Hay cosas que él escribió en un diario y Eleni lo posee...
Lestat de Lioncourt
—¿Por qué lo hiciste?—preguntó.
Había desafiado a Armand. Me juró y
perjuró que si tocaba una nota más en mi violín me amputaría las
manos, del mismo modo que lo quiso hacer mi padre. Aquello no me
detuvo. Simplemente hizo que me irguiera y comenzara a tocar con
tesón. Si bien, ella no preguntaba por ello. Ella me cuestionaba el
motivo por el cual eché a Lestat del local exigiendo que me
abandonara.
—Quería que sintiera el mismo
desprecio que él me había hecho sentir—respondí.

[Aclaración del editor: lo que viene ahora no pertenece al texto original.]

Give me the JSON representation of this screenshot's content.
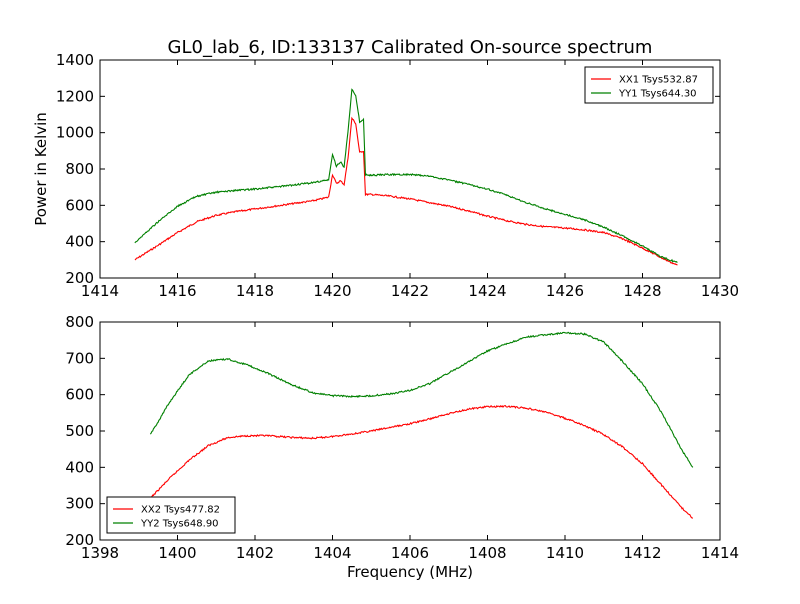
{
  "title": "GL0_lab_6, ID:133137 Calibrated On-source spectrum",
  "chart_data": [
    {
      "type": "line",
      "title": "GL0_lab_6, ID:133137 Calibrated On-source spectrum",
      "xlabel": "",
      "ylabel": "Power in Kelvin",
      "xlim": [
        1414,
        1430
      ],
      "ylim": [
        200,
        1400
      ],
      "xticks": [
        1414,
        1416,
        1418,
        1420,
        1422,
        1424,
        1426,
        1428,
        1430
      ],
      "yticks": [
        200,
        400,
        600,
        800,
        1000,
        1200,
        1400
      ],
      "legend_position": "top-right",
      "grid": false,
      "series": [
        {
          "name": "XX1 Tsys532.87",
          "color": "#ff0000",
          "x": [
            1414.9,
            1415.5,
            1416,
            1416.5,
            1417,
            1417.5,
            1418,
            1418.5,
            1419,
            1419.5,
            1419.9,
            1420.0,
            1420.1,
            1420.2,
            1420.3,
            1420.4,
            1420.5,
            1420.6,
            1420.7,
            1420.8,
            1420.85,
            1421,
            1421.5,
            1422,
            1422.5,
            1423,
            1423.5,
            1424,
            1424.5,
            1425,
            1425.5,
            1426,
            1426.5,
            1427,
            1427.5,
            1428,
            1428.5,
            1428.9
          ],
          "y": [
            300,
            380,
            450,
            510,
            545,
            565,
            580,
            595,
            610,
            625,
            645,
            770,
            720,
            735,
            715,
            860,
            1080,
            1050,
            890,
            900,
            660,
            660,
            650,
            635,
            615,
            595,
            570,
            540,
            515,
            495,
            482,
            475,
            465,
            450,
            415,
            365,
            310,
            270
          ]
        },
        {
          "name": "YY1 Tsys644.30",
          "color": "#008000",
          "x": [
            1414.9,
            1415.5,
            1416,
            1416.5,
            1417,
            1417.5,
            1418,
            1418.5,
            1419,
            1419.5,
            1419.9,
            1420.0,
            1420.1,
            1420.2,
            1420.3,
            1420.4,
            1420.5,
            1420.6,
            1420.7,
            1420.8,
            1420.85,
            1421,
            1421.5,
            1422,
            1422.5,
            1423,
            1423.5,
            1424,
            1424.5,
            1425,
            1425.5,
            1426,
            1426.5,
            1427,
            1427.5,
            1428,
            1428.5,
            1428.9
          ],
          "y": [
            395,
            510,
            595,
            650,
            672,
            682,
            690,
            700,
            712,
            725,
            740,
            880,
            815,
            840,
            810,
            1010,
            1240,
            1200,
            1060,
            1070,
            770,
            765,
            770,
            770,
            760,
            740,
            715,
            690,
            655,
            615,
            580,
            550,
            520,
            480,
            430,
            375,
            315,
            285
          ]
        }
      ]
    },
    {
      "type": "line",
      "title": "",
      "xlabel": "Frequency (MHz)",
      "ylabel": "",
      "xlim": [
        1398,
        1414
      ],
      "ylim": [
        200,
        800
      ],
      "xticks": [
        1398,
        1400,
        1402,
        1404,
        1406,
        1408,
        1410,
        1412,
        1414
      ],
      "yticks": [
        200,
        300,
        400,
        500,
        600,
        700,
        800
      ],
      "legend_position": "bottom-left",
      "grid": false,
      "series": [
        {
          "name": "XX2 Tsys477.82",
          "color": "#ff0000",
          "x": [
            1399.3,
            1399.8,
            1400.3,
            1400.8,
            1401.3,
            1401.8,
            1402.3,
            1403,
            1403.5,
            1404,
            1404.5,
            1405,
            1405.5,
            1406,
            1406.5,
            1407,
            1407.5,
            1408,
            1408.5,
            1409,
            1409.5,
            1410,
            1410.5,
            1411,
            1411.5,
            1412,
            1412.5,
            1413,
            1413.3
          ],
          "y": [
            315,
            370,
            420,
            460,
            482,
            487,
            487,
            482,
            480,
            485,
            492,
            500,
            510,
            520,
            533,
            548,
            560,
            567,
            568,
            563,
            552,
            535,
            515,
            490,
            455,
            410,
            350,
            290,
            260
          ]
        },
        {
          "name": "YY2 Tsys648.90",
          "color": "#008000",
          "x": [
            1399.3,
            1399.8,
            1400.3,
            1400.8,
            1401.3,
            1401.8,
            1402.3,
            1403,
            1403.5,
            1404,
            1404.5,
            1405,
            1405.5,
            1406,
            1406.5,
            1407,
            1407.5,
            1408,
            1408.5,
            1409,
            1409.5,
            1410,
            1410.5,
            1411,
            1411.5,
            1412,
            1412.5,
            1413,
            1413.3
          ],
          "y": [
            490,
            580,
            655,
            693,
            698,
            682,
            660,
            625,
            605,
            597,
            595,
            597,
            602,
            612,
            630,
            660,
            690,
            720,
            740,
            758,
            765,
            770,
            767,
            745,
            690,
            630,
            550,
            450,
            400
          ]
        }
      ]
    }
  ]
}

Un desprecio a sus deseos, sus
necesidades, su silencio de mortuorio como si todo el mundo debiese
estar ante un féretro...
—Y ahora te vuelve loco que no esté
aquí. Has perdido el juicio y sólo lograrás que Armand te mate—me
recriminó.
—Que me destruya si quiere, pues mi
alma ya salió ardiendo como Roma a manos de Nerón—dije alzando el
rostro, aunque no la miré. No podía ver el rostro de Eleni. Ese
rostro me torturaba. Sus expresiones amables y dulces, como las de
una madre bondadosa, me hacían recordar que la mía jamás me amó y
que siempre fui un paria entre los parias.
—Nicolas...
—Fui criado para ser una bendición,
pero me convertí en la oveja negra de la familia cuando dejé mis
estudios de derecho—confesé—. Sólo quería ser libre, hallar mi
lugar en este mundo, y lo encontré junto a un violín—cerré los
ojos echando la cabeza hacia atrás, golpeando suavemente y con ritmo
la pared recubierta de madera de mi jaula. Estaba allí, en una
especie de celda que Armand había hecho especialmente para mí, y
nadie podía sacarme porque se arriesgaban a ser quemados—. ¡Qué
despreciable! Ni siquiera añadí un bastardo a la familia venido del
vientre de una puta pueblerina como hizo él. ¡No! Sólo quise tocar
el violín y aquí me tienes. Ni siquiera el violín sofoca mi dolor.
—Vete, búscalo.
—¿De qué me servirá?—pregunté
mirando mis muñones—. Eleni, aunque Armand me regrese las manos,
no solucionará el desasosiego de mi pecho. A pesar que él regrese o
yo lo encuentre, tras liberarme de esta carga que me ata al teatro,
no lograré nada. Es absurdo.
—¿Por qué?—se acercó a los
barrotes y los agarró. Nuestros ojos se encontraron y yo suspiré.
—Porque no puedes obligar a nadie a
que te ame—respondí—. No puedo obligar a que él lo haga.